Захотелось дать ему в морду, но Карман сдержался. Поглядел только на «лучшую долю» Григорьевой жены с прищуром. Мужчина заметно заволновался.

– Хорошо. – Женщина взяла деньги. – Я вложу их в кладбищенские расходы. Как вас зовут?

– Кар… Алексеем. – Карман повернулся и пошел к одиноко стоящему на детской площадке Михалычу. Остальные нищие уже разбрелись по своим постам – смерть смертью, а дело остается делом. Кто не работает, тот не ест. «И не пьет!» – дополнял апостола Павла начитанный в Писании привокзальный экзегет Михалыч.

Пока Лешка разговаривал с бывшей женой Григория, он сбегал в ближайший киоск и принес бутылку водки.

– Будешь? – спросил старый богохульник, разливая водку в два прозрачных пластиковых стаканчика.

– Буду, – сухо ответил Карман и посмотрел на бутылку: – Ты что за дрянь взял?

– Так, Леша, на какую денежек хватило. Ты бы вот дал мне на хорошую-то… Рука дающего, это… не оскудеет.

– Ладно, – оборвал Михалыча Карман, – сойдет и такая.

– Ну, – моргая, с пафосом произнес Михалыч, – земля пухом нашему Григорию и Царство Небесное Божьему рабу!

Тонкий стаканчик дрогнул в Лешкиной руке.

– Да будет ему Царство Небесное, – с хрипом выдохнул он. – Будет обязательно! Григорий героем был, кровь проливал на войне. Он не предавал никого… Будет ему Небесное Царство, нам с тобой не будет, а ему – будет!

Михалыч примолк. К подъезду подъехала машина «скорой помощи». Из нее вышел врач и два санитара с носилками.

– Вон, – кивнул нищий, – за Григорием приехали, повезут на вскрытие.

– Пей, что ли, придурок! – со злостью сказал Карман и, запрокинув голову, вылил в горло холодную водку. – Больше не буду, – сказал он. – Помянете с корешами.
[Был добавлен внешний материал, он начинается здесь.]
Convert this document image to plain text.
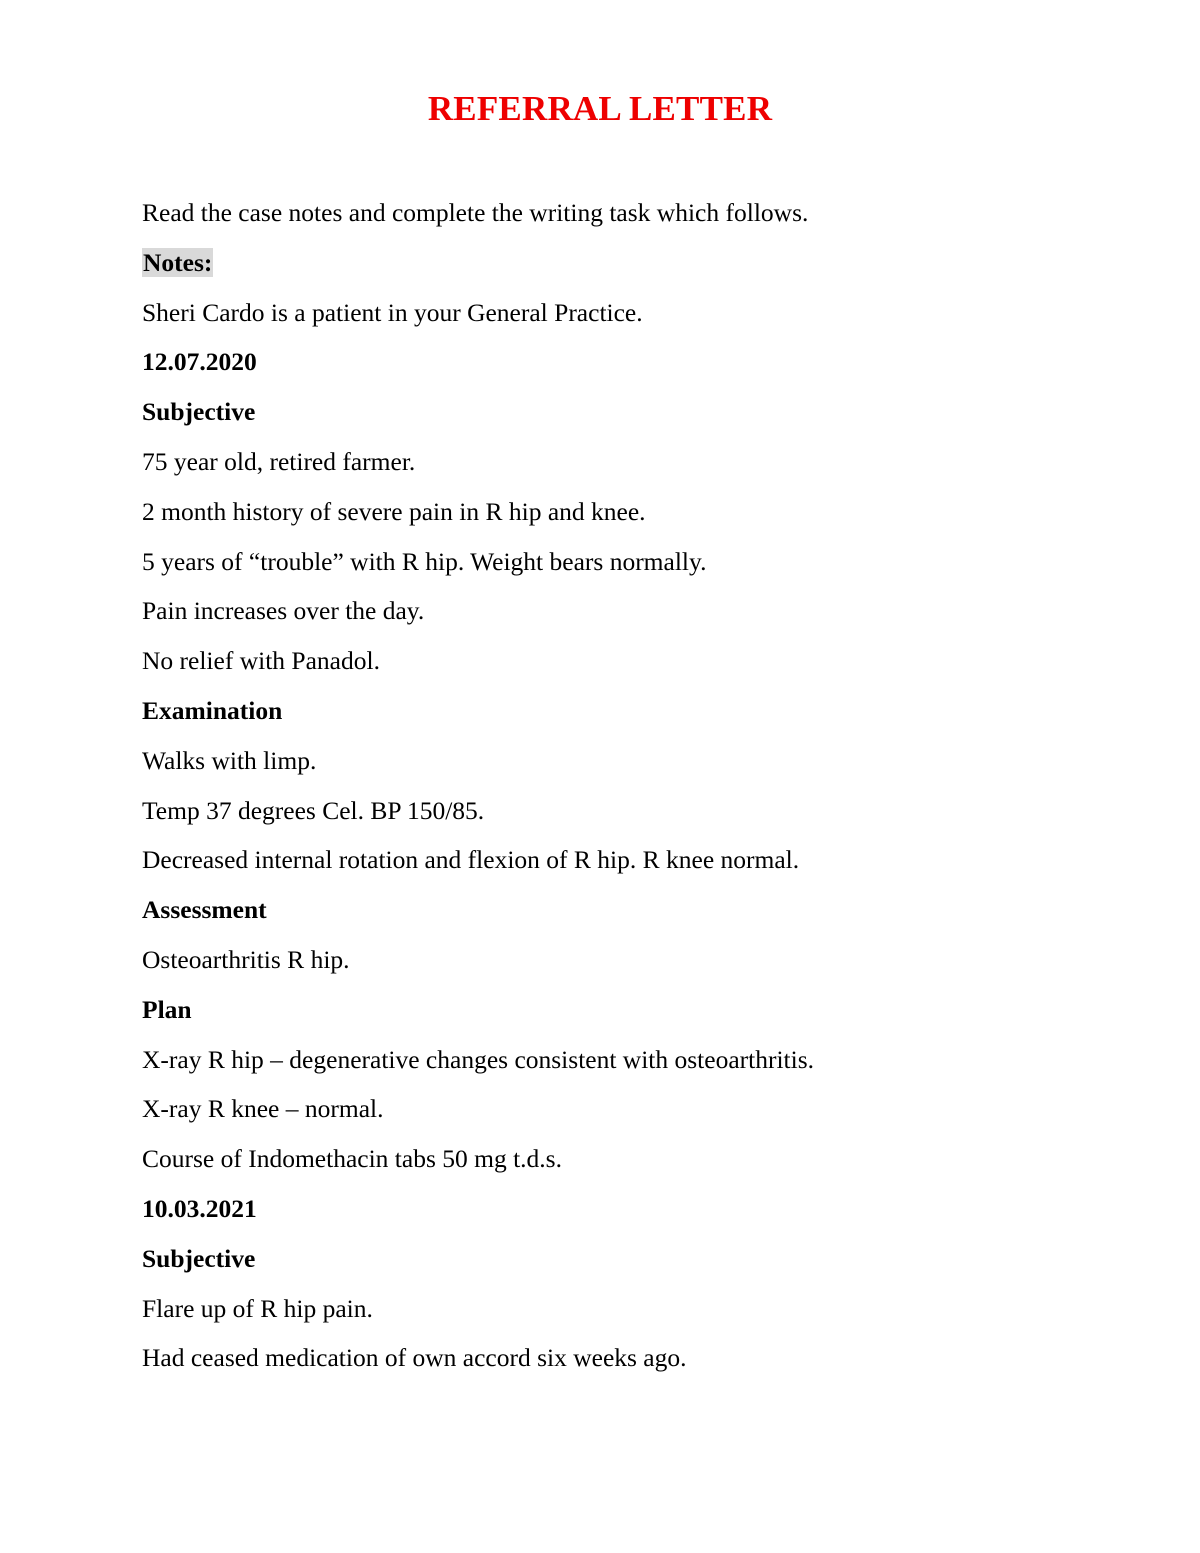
REFERRAL LETTER
Read the case notes and complete the writing task which follows.
Notes:
Sheri Cardo is a patient in your General Practice.
12.07.2020
Subjective
75 year old, retired farmer.
2 month history of severe pain in R hip and knee.
5 years of “trouble” with R hip. Weight bears normally.
Pain increases over the day.
No relief with Panadol.
Examination
Walks with limp.
Temp 37 degrees Cel. BP 150/85.
Decreased internal rotation and flexion of R hip. R knee normal.
Assessment
Osteoarthritis R hip.
Plan
X-ray R hip – degenerative changes consistent with osteoarthritis.
X-ray R knee – normal.
Course of Indomethacin tabs 50 mg t.d.s.
10.03.2021
Subjective
Flare up of R hip pain.
Had ceased medication of own accord six weeks ago.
Михалыч не возражал. Затолкав бутылку в нагрудный карман своей красной куртки, он заспешил, петляя между лужами, к собору. Лешка посмотрел ему вслед, усмехнулся.

– Эй, Михалыч! – позвал он.

Нищий оглянулся.

– Ты нынче как светофор.

– Чего? – удивился Михалыч.

– Красивый, говорю, ты сегодня, – сказал Карман и махнул рукой, – весь разноцветный.

– А-а, – заулыбался Михалыч, но, похоже, так и не понял, о чем шла речь.

Постояв еще немного на площадке и выкурив сигарету, Лешка отправился домой. Дома он походил из угла в угол по комнате, побрился старым одноразовым «Жилеттом» в ванной и, надев новую куртку постучал в дверь соседки.

– Теть Валь, это я, Алексей, – сказал он, наклоняясь к дверному прихлопу.

После довольно долгого молчания за дверью послышались шаркающие шаги. Лешка повернулся и, нашарив рукой выключатель, включил в прихожей свет.